Однажды жарким летним вечером, когда у нас гостила Наташка, Васька повёз Синявских домой, а мы с Наташкой остались трепаться. Из-за жары разделись до полуголости. И вдруг через полчаса звонок – я всегда открываю дверь, не осведомляясь, кто за ней, и тут была совершенно уверена, что это вернулся забывший ключи Васька – а за дверью стоял полицейский. Ухнувшее сердце – но он всего лишь пришёл удостовериться, что у нас никого не бьют – уж не знаю, какому соседу и в какой квартире померещились вопли – мы сидели тихо. На мой малопристойный вид (в одних трусах) полицейский внимания не обратил, но попросил разрешения заглянуть во все комнаты, чтоб точно убедиться, что никого не насилуют, и трупы не валяются. Увидел только полуголую Наташку, вежливо попрощался и отправился восвояси. И Васька тут же пришёл.

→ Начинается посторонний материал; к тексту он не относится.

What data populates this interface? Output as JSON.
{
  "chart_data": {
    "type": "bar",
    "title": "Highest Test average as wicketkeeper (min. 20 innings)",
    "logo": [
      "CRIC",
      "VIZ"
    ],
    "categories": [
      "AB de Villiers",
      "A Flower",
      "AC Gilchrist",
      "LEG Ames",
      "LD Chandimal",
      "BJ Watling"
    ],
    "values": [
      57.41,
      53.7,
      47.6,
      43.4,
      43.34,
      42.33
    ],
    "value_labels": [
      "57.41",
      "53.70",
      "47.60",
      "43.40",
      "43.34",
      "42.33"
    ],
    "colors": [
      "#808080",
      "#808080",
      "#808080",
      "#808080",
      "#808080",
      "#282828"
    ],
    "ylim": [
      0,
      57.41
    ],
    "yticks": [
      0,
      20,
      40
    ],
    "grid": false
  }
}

Довольно скоро после первой встречи с Марьей случилась вторая – опять у нас, и третья – и на третий раз, когда мы приехали за Марьей, вдруг со второго этажа спустился Синявский... И тоже поехал к нам в гости.

Думаю, что не только Марья защищала своего Синявского от возможных обид, но и Андрею Донатовичу было прощать кого-нибудь куда трудней, чем Марье.

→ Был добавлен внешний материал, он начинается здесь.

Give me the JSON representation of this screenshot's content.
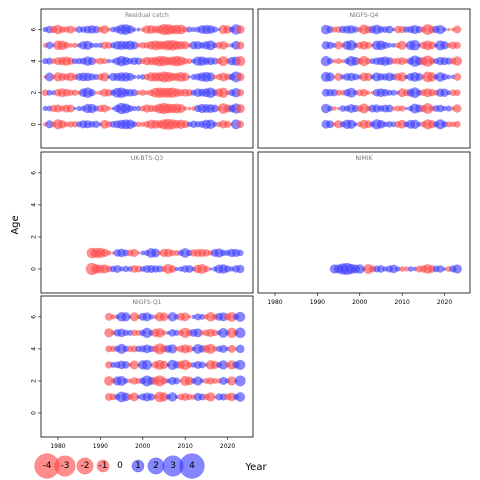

И мне кажется, что сразу, вот с того самого дня, когда они оба поехали к нам в гости, старые ссоры и обиды были забыты, честно забыты, без камней за пазухами. Марья только иногда дразнила Ваську, напоминая ему ту чушь, которую он когда-то написал про «Прогулки с Пушкиным», но это было не обидно.

Мы виделись раза по два в неделю – обычно раз у них, раз у нас, и иногда вместе куда-нибудь ходили, или на машине катались – ведь Марья обожала кататься, а Васька катать.

А ещё Марья ужасно гордилась своей готовкой – говорила, что статьи останутся, и ювелирка – и надо сказать, изумительной красоты у неё украшения под старину, благородные... Во Франции она это дело забросила – ну, одновременно держать типографию и ювелирную мастерскую – это никак, а типография в подвале – это ж для её Синявского! Чтоб «Синтаксис» издавать и его там печатать! Ну, и ювелирка – тяжеленный труд физический, типография, впрочем, тоже. Кстати, Марья говорила, что с вреднейшим асбестом, из-за которого сейчас немало домов перестраивают, ювелиры постоянно работали... И она тоже. Никто ж не знал.

А готовка – это сиюминутное, сожрали – и нету – поэтому Марья с удовольствием не только кормила, но и тщательно хвасталась!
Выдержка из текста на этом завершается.